It was an affair that this year’s graduates will always remember. Accompanied by a rousing brass band, their impeccable uniforms and faultless marching was an impressive spectacle on a searing Tsavo morning. The occasion? The graduation of Big Life’s newest community rangers from the Kenya Wildlife Service’s Manyani Law Enforcement Academy.
Two Big Life rangers were awarded trophies for Best in Academics and Best in Drill and Turnout, and each of the guest speakers had stirring words for the graduates.
Big Life’s Chief Operating Officer Craig Millar was full of praise for the graduates and the Academy, saying that this was the best ranger training program in Kenya as well as one of the toughest, adding that Big Life will continue to send its rangers here every year.
Head of Wildlife Conservation at Ol Pejeta, Samuel Mutisya, reminded everyone that innovation will be the key to solving the challenges facing Kenya’s wildlife in the future. He explained that human wildlife conflict and climate change will be the two defining issues for conservation in the decades ahead. Novel approaches will be crucial to success.

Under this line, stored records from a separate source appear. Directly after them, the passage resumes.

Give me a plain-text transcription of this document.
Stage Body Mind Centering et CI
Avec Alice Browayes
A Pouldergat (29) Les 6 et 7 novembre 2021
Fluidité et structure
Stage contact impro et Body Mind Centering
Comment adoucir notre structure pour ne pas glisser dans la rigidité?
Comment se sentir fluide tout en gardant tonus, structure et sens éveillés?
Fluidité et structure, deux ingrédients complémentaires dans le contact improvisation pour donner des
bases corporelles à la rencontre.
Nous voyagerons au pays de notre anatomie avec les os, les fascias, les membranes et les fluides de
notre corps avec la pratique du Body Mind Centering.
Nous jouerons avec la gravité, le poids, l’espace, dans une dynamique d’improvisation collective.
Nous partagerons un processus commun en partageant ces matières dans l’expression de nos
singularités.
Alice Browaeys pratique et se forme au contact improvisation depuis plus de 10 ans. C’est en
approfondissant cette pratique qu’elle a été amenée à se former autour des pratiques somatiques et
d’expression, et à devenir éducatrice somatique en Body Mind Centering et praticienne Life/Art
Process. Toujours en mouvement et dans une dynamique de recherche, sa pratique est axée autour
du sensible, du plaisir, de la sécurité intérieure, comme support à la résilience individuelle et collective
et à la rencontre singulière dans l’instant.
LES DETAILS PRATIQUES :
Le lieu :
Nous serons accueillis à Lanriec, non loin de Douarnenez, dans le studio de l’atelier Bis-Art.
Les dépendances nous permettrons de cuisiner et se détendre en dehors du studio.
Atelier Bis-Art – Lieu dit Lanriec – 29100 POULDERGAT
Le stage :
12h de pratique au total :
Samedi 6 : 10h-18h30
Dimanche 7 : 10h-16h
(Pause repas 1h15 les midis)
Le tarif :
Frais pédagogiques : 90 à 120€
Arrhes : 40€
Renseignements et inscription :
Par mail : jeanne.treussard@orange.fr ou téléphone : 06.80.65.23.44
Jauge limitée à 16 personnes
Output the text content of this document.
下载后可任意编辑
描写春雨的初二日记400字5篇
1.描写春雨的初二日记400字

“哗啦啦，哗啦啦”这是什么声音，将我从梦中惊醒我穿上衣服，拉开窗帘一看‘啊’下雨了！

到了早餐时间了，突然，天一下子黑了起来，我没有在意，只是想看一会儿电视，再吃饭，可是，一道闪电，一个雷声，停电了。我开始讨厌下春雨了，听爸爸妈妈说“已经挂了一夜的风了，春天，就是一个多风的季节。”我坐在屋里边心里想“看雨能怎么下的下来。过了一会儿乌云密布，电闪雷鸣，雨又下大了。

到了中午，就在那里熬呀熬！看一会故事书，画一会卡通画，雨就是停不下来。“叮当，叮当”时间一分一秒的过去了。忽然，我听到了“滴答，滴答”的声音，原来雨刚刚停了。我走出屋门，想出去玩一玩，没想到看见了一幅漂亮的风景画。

Nancy Kabete, Deputy Director of Security for the Kenya Wildlife Service, also spoke and emphasized the importance of collaboration between conservation organizations. She said that without community rangers, the Kenya Wildlife Service is not able to do the job the government has entrusted it to do. This is because only 8% of Kenya’s landmass is protected by National Parks with the rest of Kenya’s wildlife existing in a combination of rangelands, community ranches, and conservancies. The work of community rangers is therefore essential for the preservation of wildlife, something she said was a central feature of Kenya’s heritage.
Big Life is proud to have sponsored these latest ambassadors for wildlife conservation in Kenya. It is thanks to the generous support of Big Life’s donors that these men and women can be trained to such a high standard and keep on protecting Kenya’s wildlife.